I am currently trying to implement an iterative algorithm in C# for an optimization problem, but I am currently stuck on with the math behind.
I have $n$ blackboxes, each of which expects an input $x$ and outputs $f(x)$. Each blackbox is also parameterized with constants that are individual to each blackbox, but are constant.
The blackboxes are now connected in series, i.e., the output of $Blackbox_0$ (we call it $f_0(x_0)$ is the input of $Blackbox_1$, the output of $Blackbox_1$ is in turn the input of $Blackbox_2$ and so on until $Blackbox_n$.
$$ x_0 \rightarrow Blackbox_0 \rightarrow x_1 \rightarrow Blackbox_1 \rightarrow x_2 \rightarrow ... \rightarrow x_n \rightarrow Blackbox_n \rightarrow x_{n+1}$$
$$ x_0 \rightarrow Blackbox_0 \rightarrow f_0(x_0) \rightarrow Blackbox_1 \rightarrow f_1(x_1) \rightarrow ... \rightarrow x_n \rightarrow Blackbox_n \rightarrow f_n(x_n) $$
The function f is defined by:
$$ f_n(x)\ :=\ (\frac{1}{\frac{x}{L_n}+\sqrt{P_n}}-\frac{1}{\sqrt{P_n}})\ *\ L_n $$
$L_n$ and $P_n$ are constants, but they are individual per blackbox.
Mathematically, I would now have defined this as having an n-fold concatenation of the function $f_n(x)$
$$ f_n(x) = f_n(x) \circ ... f_2(x) \circ f_1(x) \circ f_0(x) = f_n(...f_2(f_1(f_0(x)))) $$
Now I am searching for the input $x_0$ of the $Blackbox_0$, which has the property that the difference $d(x)$) between the input of the first blackbox and the output of the last blackbox is maximal.
$$ d(x)\ :=\ x_{n+1} - x_0 = f_n(x_n) - x_0 $$
Mathematically seen the extreme points of the difference function are looked for, i.e. the zeros of their 1st derivative.
$$ d'(x)\ =\ 0 $$
I am now stuck that I need to implement an algorithm that is best iterative and also works with arbitrary number of $n$ blackboxes.
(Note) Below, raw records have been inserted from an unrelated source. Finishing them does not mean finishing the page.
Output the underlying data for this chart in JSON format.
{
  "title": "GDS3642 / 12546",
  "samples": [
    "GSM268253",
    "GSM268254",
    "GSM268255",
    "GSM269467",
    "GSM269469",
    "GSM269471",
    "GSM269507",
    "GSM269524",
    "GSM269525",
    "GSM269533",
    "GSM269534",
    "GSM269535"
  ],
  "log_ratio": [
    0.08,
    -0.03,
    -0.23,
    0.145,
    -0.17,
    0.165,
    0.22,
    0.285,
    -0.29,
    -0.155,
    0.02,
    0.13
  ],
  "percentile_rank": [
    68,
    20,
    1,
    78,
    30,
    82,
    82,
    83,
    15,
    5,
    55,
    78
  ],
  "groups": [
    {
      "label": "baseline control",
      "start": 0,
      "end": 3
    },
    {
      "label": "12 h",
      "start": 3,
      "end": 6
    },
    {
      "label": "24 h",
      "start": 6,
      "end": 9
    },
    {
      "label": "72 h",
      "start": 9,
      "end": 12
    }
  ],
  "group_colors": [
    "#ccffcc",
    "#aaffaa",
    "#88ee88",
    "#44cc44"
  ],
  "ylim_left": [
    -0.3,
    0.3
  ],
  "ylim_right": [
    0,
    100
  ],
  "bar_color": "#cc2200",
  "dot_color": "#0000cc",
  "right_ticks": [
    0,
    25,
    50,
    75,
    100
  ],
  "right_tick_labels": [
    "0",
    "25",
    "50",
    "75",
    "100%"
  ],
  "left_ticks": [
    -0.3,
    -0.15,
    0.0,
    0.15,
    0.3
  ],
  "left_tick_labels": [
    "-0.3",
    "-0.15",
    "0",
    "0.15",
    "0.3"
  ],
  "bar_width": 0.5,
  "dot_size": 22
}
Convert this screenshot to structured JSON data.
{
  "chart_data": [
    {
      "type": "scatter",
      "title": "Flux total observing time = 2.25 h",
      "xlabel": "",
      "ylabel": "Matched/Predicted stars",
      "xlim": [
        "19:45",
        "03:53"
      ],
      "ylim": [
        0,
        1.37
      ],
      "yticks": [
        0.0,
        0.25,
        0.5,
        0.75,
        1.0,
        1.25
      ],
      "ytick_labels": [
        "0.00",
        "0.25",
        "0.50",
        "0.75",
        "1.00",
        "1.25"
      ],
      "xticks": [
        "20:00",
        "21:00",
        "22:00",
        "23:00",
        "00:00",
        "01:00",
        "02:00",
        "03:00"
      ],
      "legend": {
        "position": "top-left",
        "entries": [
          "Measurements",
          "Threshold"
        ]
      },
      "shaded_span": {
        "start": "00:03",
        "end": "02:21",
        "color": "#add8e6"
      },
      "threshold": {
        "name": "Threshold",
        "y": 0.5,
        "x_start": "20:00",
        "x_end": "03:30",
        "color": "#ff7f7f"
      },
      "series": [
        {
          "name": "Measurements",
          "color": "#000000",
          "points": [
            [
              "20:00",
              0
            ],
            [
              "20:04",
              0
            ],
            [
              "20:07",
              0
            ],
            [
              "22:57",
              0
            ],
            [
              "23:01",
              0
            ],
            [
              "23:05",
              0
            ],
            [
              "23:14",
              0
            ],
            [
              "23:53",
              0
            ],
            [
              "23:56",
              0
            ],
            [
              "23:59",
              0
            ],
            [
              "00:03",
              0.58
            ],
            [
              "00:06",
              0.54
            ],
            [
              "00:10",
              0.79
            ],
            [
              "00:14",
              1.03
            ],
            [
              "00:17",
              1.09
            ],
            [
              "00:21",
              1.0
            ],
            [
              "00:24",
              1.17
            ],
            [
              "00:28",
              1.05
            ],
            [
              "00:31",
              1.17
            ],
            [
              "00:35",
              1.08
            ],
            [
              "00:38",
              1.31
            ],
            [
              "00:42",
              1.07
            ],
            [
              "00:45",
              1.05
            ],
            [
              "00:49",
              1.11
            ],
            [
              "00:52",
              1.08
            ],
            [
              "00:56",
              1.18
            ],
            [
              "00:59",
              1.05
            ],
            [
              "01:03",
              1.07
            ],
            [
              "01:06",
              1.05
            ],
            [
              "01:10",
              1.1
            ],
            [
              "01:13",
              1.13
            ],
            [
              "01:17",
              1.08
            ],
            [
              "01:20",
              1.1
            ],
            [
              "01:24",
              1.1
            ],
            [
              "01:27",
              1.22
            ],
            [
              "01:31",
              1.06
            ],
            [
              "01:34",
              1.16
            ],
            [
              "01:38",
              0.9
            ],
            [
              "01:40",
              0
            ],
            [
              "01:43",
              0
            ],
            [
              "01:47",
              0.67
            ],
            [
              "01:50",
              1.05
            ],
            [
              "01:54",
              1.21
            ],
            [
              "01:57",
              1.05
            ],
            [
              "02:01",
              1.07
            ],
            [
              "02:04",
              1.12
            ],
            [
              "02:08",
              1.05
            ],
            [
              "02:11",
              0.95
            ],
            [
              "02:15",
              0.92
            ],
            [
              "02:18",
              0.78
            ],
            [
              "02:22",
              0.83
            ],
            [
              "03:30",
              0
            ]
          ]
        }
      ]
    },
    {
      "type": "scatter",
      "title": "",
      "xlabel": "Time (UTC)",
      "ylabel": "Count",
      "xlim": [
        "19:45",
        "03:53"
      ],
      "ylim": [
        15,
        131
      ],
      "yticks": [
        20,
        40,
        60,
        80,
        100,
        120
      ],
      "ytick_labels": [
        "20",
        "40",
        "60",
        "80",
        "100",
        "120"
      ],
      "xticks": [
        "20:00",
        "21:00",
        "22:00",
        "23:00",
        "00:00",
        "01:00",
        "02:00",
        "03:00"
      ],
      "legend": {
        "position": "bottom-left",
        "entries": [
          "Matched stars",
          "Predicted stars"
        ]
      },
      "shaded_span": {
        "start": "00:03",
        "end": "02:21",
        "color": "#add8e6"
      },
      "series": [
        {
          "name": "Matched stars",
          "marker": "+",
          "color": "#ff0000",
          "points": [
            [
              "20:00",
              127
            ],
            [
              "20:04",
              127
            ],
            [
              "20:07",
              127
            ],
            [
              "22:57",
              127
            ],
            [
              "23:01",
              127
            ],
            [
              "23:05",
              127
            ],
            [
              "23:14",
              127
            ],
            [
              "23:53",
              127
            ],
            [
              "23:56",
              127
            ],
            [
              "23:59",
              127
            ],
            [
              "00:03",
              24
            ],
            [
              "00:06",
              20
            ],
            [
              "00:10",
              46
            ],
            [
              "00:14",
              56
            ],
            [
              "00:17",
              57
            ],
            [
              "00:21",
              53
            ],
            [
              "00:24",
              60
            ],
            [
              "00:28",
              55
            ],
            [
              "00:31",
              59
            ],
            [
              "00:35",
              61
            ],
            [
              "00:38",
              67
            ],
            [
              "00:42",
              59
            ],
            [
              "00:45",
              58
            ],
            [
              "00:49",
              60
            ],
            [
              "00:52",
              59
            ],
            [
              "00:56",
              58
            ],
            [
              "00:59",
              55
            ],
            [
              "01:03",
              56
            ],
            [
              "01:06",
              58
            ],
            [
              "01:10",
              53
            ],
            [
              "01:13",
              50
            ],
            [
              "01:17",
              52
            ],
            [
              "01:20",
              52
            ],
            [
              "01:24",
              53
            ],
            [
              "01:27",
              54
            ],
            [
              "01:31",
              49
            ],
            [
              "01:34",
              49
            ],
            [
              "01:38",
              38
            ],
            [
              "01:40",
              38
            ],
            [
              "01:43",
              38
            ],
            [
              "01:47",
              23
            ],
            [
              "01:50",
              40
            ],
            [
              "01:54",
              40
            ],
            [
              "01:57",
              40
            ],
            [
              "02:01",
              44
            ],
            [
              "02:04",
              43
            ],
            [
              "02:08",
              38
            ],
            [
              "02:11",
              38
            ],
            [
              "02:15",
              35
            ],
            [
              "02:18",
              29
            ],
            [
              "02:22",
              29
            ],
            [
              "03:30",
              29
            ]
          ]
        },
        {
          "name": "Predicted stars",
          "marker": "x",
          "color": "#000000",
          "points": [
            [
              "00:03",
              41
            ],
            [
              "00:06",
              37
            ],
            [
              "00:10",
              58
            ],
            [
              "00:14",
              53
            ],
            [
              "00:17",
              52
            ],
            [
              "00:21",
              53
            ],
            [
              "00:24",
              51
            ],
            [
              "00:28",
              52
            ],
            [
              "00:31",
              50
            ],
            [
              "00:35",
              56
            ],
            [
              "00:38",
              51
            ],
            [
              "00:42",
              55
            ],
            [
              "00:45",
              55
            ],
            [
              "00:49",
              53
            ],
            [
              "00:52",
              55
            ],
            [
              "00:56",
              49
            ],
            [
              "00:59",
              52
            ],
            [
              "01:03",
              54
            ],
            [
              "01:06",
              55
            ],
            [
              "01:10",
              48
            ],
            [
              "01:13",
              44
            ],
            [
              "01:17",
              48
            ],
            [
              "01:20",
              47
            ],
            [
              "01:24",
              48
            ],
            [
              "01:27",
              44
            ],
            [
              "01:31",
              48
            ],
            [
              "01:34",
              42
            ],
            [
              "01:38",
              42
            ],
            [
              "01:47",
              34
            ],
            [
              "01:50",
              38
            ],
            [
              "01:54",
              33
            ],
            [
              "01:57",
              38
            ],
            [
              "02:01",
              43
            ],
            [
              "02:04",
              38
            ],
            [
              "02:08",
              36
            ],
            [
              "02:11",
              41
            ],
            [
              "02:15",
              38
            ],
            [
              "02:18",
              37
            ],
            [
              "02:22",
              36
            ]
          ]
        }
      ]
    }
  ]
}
In plain english: what is the best input $x_0$ for the first blackbox so that the output of the last blackbox is maximal.
Who can help me? Pseudo-code is sufficient just to get an approach.
Is it possible to calculate the derivative of the n-fold concatenation of the function? I would like to avoid numeric approaches if possible since the optimization is time-critical and performed on a large dataset.
This is just the chain rule, $$ \frac{d}{dx_0}(f_n∘...∘f_1∘f_0)(x_0)=f_n'(x_n)f_{n-1}'(x_{n-1})...f_1'(x_1)f_0'(x_0) $$ You still need to find the individual derivatives, via symbolic differentiation or via divided differences.